Rapid improvements in computer and communications technology, particularly developments of the Internet, have exponentially increased an individual's ability to access financial data. Contemporaneous changes in legal structures and financial vehicles have also increased the number of investment opportunities available to individuals. The vast amount of financial data and investment opportunities, however, have made it difficult for an investor to determine which investment vehicles will most likely enable the individual to meet his or her investment goals. Moreover, lifestyle and economic changes make it increasingly necessary to prepare for multiple investment goals, such as retirement, educational needs and home ownership. Thus, there exists a need for a method and system of generating financial advice which enables an individual to determine the likelihood that the individual's assets, future estimated savings, and investment plan will satisfy the individual's investment goals.
Traditional systems attempt to predict wealth and/or the likelihood of reaching a financial goal by computing the wealth of the user at some time horizon. One method of predicting future wealth assumes a “fixed” rate of return, and possibly some volatility factor, across time for various asset classes. A calculation is then made to determine a normal distribution of the user's terminal wealth. Multiple goals are handled by creating several phantom accounts, one for each goal. Each phantom account generating a different rate of return, often based on the investment horizon. This method, however, suffers from the drawback that most assets do not generate a “fixed” rate of return, and even those that provide so-called “fixed” returns (under common terminology) are not guaranteed.
Other systems simulate a variety of conditions and then determine the probability of success based on the percentage of wealth distribution being above the goal. For example, one system, offered by Financial Engines, Inc., allows a user to input information, including a desired retirement age and retirement income, a current age, a set of assets indicated as taxable or non-taxable, and future estimated savings. The system breaks down the user's portfolio to various asset classes, such as stocks, bonds and cash.
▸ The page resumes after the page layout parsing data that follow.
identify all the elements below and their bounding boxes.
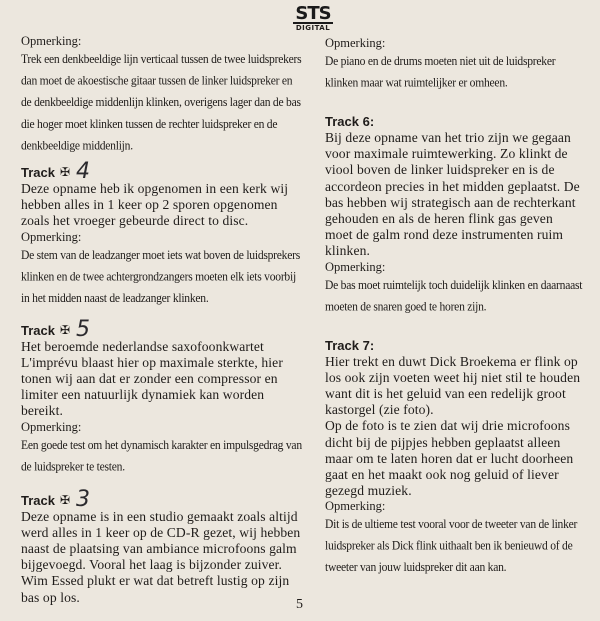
track-3-section xyxy=(21,486,303,606)
track-7-heading: Track 7: xyxy=(325,337,375,353)
intro-note-text: Trek een denkbeeldige lijn verticaal tussen de twee luidsprekers dan moet de akoestische gitaar tussen de linker luidspreker en de denkbeeldige middenlijn klinken, overigens lager dan de bas die hoger moet klinken tussen de rechter luidspreker en de denkbeeldige middenlijn. xyxy=(21,52,302,153)
track-6-heading: Track 6: xyxy=(325,114,375,129)
intro-note-label: Opmerking: xyxy=(325,36,386,50)
track-5-heading xyxy=(21,316,303,342)
track-4-body: Deze opname heb ik opgenomen in een kerk wij hebben alles in 1 keer op 2 sporen opgenomen zoals het vroeger gebeurde direct to disc. xyxy=(21,181,289,229)
track-4-note: De stem van de leadzanger moet iets wat boven de luidsprekers klinken en de twee achtergrondzangers moeten elk iets voorbij in het midden naast de leadzanger klinken. xyxy=(21,247,300,306)
left-column xyxy=(21,34,303,606)
track-label: Track xyxy=(21,165,55,180)
track-4-section xyxy=(21,159,303,306)
track-5-note-label: Opmerking: xyxy=(21,419,82,434)
track-6-note-label: Opmerking: xyxy=(325,259,386,274)
track-5-note: Een goede test om het dynamisch karakter en impulsgedrag van de luidspreker te testen. xyxy=(21,437,302,474)
logo-mark: STS xyxy=(295,3,331,24)
handwritten-track-number: 3 xyxy=(76,486,91,512)
track-5-body: Het beroemde nederlandse saxofoonkwartet L'imprévu blaast hier op maximale sterkte, hier tonen wij aan dat er zonder een compressor en limiter een natuurlijk dynamiek kan worden bereikt. xyxy=(21,338,283,419)
track-7-note: Dit is de ultieme test vooral voor de tweeter van de linker luidspreker als Dick flink uithaalt ben ik benieuwd of de tweeter van jouw luidspreker dit aan kan. xyxy=(325,517,578,575)
track-3-body: Deze opname is in een studio gemaakt zoals altijd werd alles in 1 keer op de CD-R gezet, wij hebben naast de plaatsing van ambiance microfoons galm bijgevoegd. Vooral het laag is bijzonder zuiver. Wim Essed plukt er wat dat betreft lustig op zijn bas op los. xyxy=(21,508,301,605)
handwritten-track-number: 4 xyxy=(76,159,91,184)
handwritten-track-number: 5 xyxy=(76,316,91,342)
track-7-body: Hier trekt en duwt Dick Broekema er flink op los ook zijn voeten weet hij niet stil te houden want dit is het geluid van een redelijk groot kastorgel (zie foto). xyxy=(325,353,581,418)
track-4-note-label: Opmerking: xyxy=(21,229,82,244)
crossed-out-mark-icon: ✠ xyxy=(59,165,71,179)
track-6-section xyxy=(325,113,583,315)
track-label: Track xyxy=(21,492,55,508)
track-6-note: De bas moet ruimtelijk toch duidelijk klinken en daarnaast moeten de snaren goed te horen zijn. xyxy=(325,277,583,314)
track-label: Track xyxy=(21,322,55,338)
track-7-body-2: Op de foto is te zien dat wij drie microfoons dicht bij de pijpjes hebben geplaatst alleen maar om te laten horen dat er lucht doorheen gaat en het maakt ook nog geluid of liever gezegd muziek. xyxy=(325,418,574,499)
sts-digital-logo xyxy=(290,3,336,33)
crossed-out-mark-icon: ✠ xyxy=(59,322,71,337)
intro-note-text: De piano en de drums moeten niet uit de luidspreker klinken maar wat ruimtelijker er omheen. xyxy=(325,54,556,90)
track-5-section xyxy=(21,316,303,475)
track-7-note-label: Opmerking: xyxy=(325,499,386,514)
page-number: 5 xyxy=(296,597,303,612)
intro-note-label: Opmerking: xyxy=(21,34,82,48)
crossed-out-mark-icon: ✠ xyxy=(59,492,71,507)
logo-subtitle: DIGITAL xyxy=(295,24,331,32)
track-7-section xyxy=(325,337,583,575)
right-column xyxy=(325,36,583,574)
track-6-body: Bij deze opname van het trio zijn we gegaan voor maximale ruimtewerking. Zo klinkt de viool boven de linker luidspreker en is de accordeon precies in het midden geplaatst. De bas hebben wij strategisch aan de rechterkant gehouden en als de heren flink gas geven moet de galm rond deze instrumenten ruim klinken. xyxy=(325,130,580,259)
track-4-heading xyxy=(21,159,303,184)
track-3-heading xyxy=(21,486,303,512)
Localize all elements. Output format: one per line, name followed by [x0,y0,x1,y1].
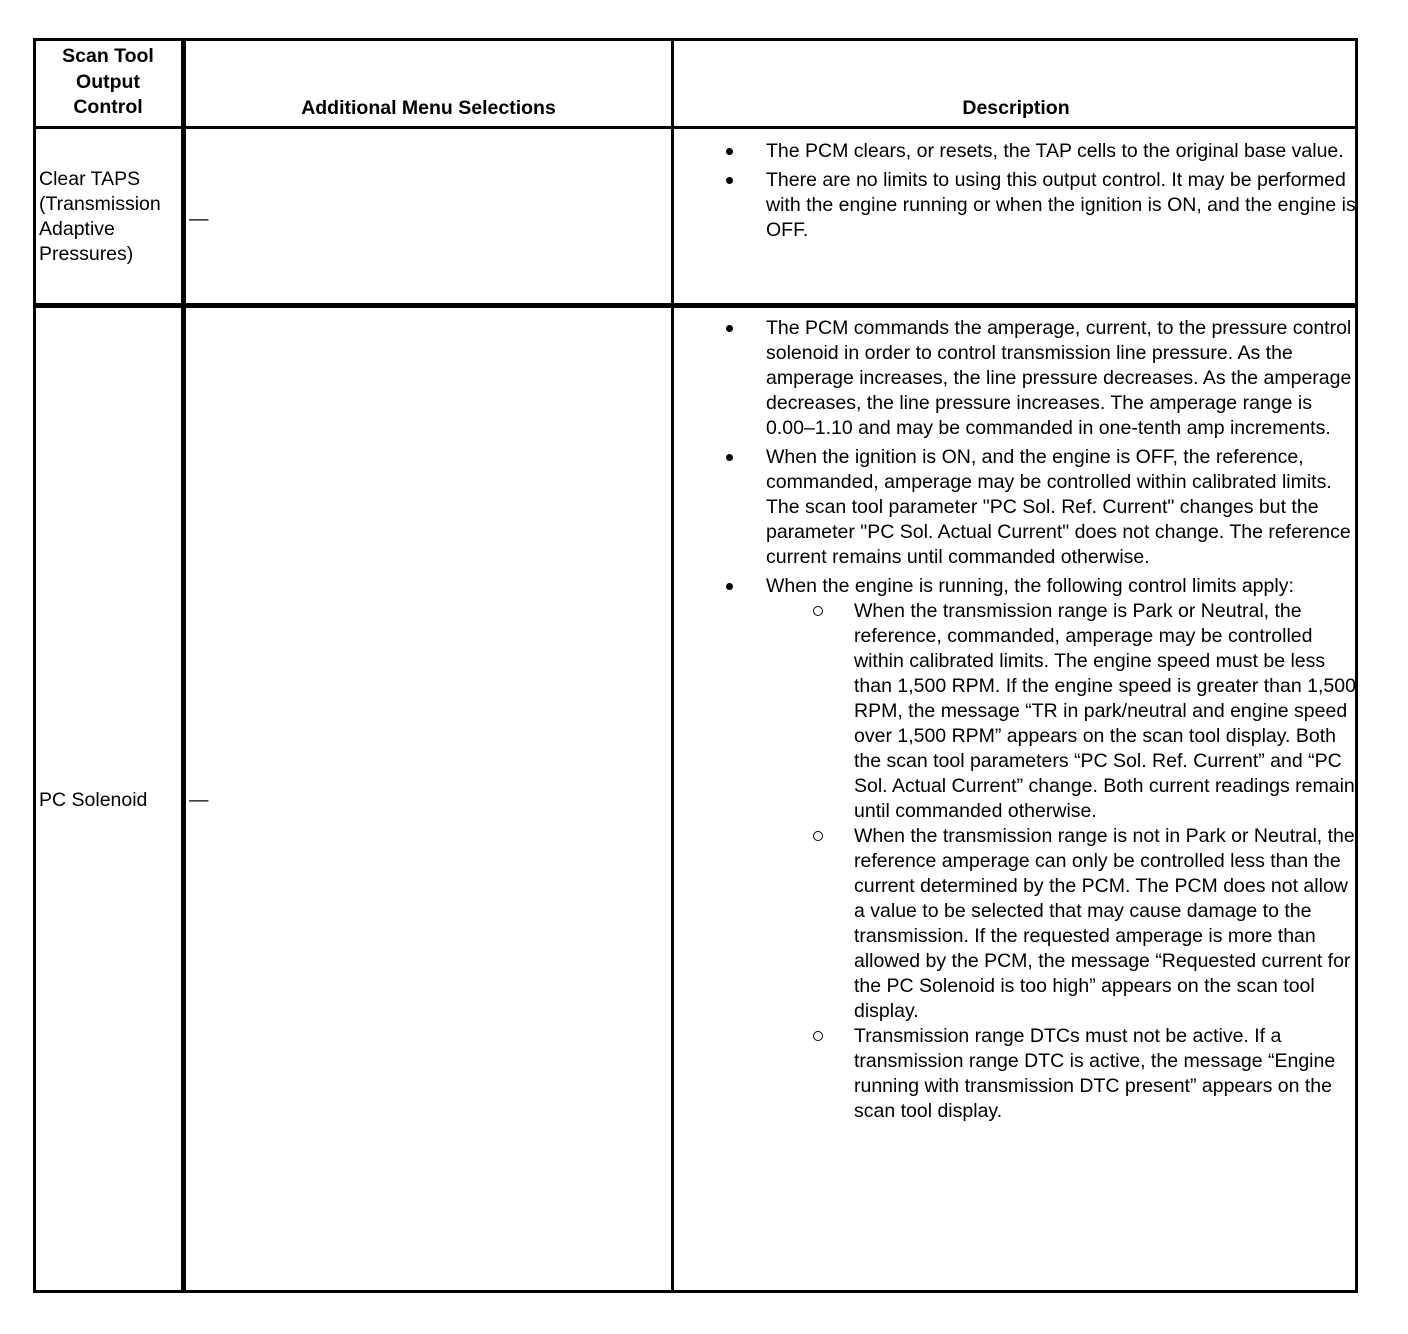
sub-bullet-text: Transmission range DTCs must not be active. If a transmission range DTC is active, the message “Engine running with transmission DTC present” appears on the scan tool display. [854,1025,1336,1122]
sub-bullet-text: When the transmission range is Park or Neutral, the reference, commanded, amperage may be controlled within calibrated limits. The engine speed must be less than 1,500 RPM. If the engine speed is greater than 1,500 RPM, the message “TR in park/neutral and engine speed over 1,500 RPM” appears on the scan tool display. Both the scan tool parameters “PC Sol. Ref. Current” and “PC Sol. Actual Current” change. Both current readings remain until commanded otherwise. [854,600,1356,822]
header-menu-selections: Additional Menu Selections [301,97,556,119]
hollow-circle-icon [813,831,823,841]
header-description: Description [962,97,1070,119]
row-divider [36,126,1355,129]
description-sub-bullet [766,1024,1358,1124]
bullet-icon [726,148,733,155]
bullet-text: When the ignition is ON, and the engine is OFF, the reference, commanded, amperage may be controlled within calibrated limits. The scan tool parameter "PC Sol. Ref. Current" changes but the parameter "PC Sol. Actual Current" does not change. The reference current remains until commanded otherwise. [766,446,1351,568]
bullet-icon [726,177,733,184]
sub-bullet-text: When the transmission range is not in Park or Neutral, the reference amperage can only be controlled less than the current determined by the PCM. The PCM does not allow a value to be selected that may cause damage to the transmission. If the requested amperage is more than allowed by the PCM, the message “Requested current for the PC Solenoid is too high” appears on the scan tool display. [854,825,1355,1022]
bullet-icon [726,454,733,461]
row-pc-solenoid-description [674,316,1358,1124]
column-divider [181,41,186,1290]
description-bullet [674,316,1358,441]
bullet-text: The PCM clears, or resets, the TAP cells to the original base value. [766,140,1344,162]
description-sub-bullet [766,824,1358,1024]
row-divider [36,303,1355,308]
description-bullet [674,168,1358,243]
header-output-control: Scan Tool Output Control [62,45,154,118]
row-pc-solenoid-menu: — [189,789,209,811]
row-clear-taps-menu: — [189,208,209,230]
bullet-text: There are no limits to using this output control. It may be performed with the engine running or when the ignition is ON, and the engine is OFF. [766,169,1356,241]
bullet-icon [726,325,733,332]
description-bullet [674,574,1358,1124]
row-clear-taps-control: Clear TAPS (Transmission Adaptive Pressures) [39,168,161,265]
hollow-circle-icon [813,1031,823,1041]
description-sub-bullet [766,599,1358,824]
row-clear-taps-description [674,139,1358,243]
output-controls-table [33,38,1358,1293]
hollow-circle-icon [813,606,823,616]
row-pc-solenoid-control: PC Solenoid [39,789,148,811]
description-bullet [674,139,1358,164]
bullet-text: The PCM commands the amperage, current, to the pressure control solenoid in order to control transmission line pressure. As the amperage increases, the line pressure decreases. As the amperage decreases, the line pressure increases. The amperage range is 0.00–1.10 and may be commanded in one-tenth amp increments. [766,317,1352,439]
bullet-icon [726,583,733,590]
bullet-text: When the engine is running, the following control limits apply: [766,575,1294,597]
description-bullet [674,445,1358,570]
The system then reportedly simulates economic variables over time, such as inflation, interest rates, and asset class returns, and traces thousands of paths the user's portfolio might take until the retirement age is met. After translating each scenario into an annuity and adding any other retirement benefits, the system looks at the terminal value of wealth attained and tallies the number of scenarios that do and do not reach the user's retirement goal (expressed in a dollar amount per year).
These systems, however, fail to simulate certain real life threshold concerns, and fail to optimize for multiple goals. One significant effect of this is to overstate the desirability of an aggressive portfolio in certain situations. For example, the mean of wealth at period T is typically calculated in analytic systems as eμT or e(μ+1/2σ2)T depending on the assumptions made. However, the number of paths that satisfy all intermediate goals and thresholds may decrease with increased volatility. Thus, for an individual having a current portfolio that is close to the individual's threshold, an aggressive, high volatility, portfolio may lead to a number of scenarios in which the portfolio value dips below the threshold—essentially causing a failure. These systems also fail to optimize for individual goals having multiple cash flows across time. Thus, there is a need for a multi-period, path dependent analysis system which optimizes analysis for multiple goals over multiple-periods of time and which accounts for intermediate threshold concerns.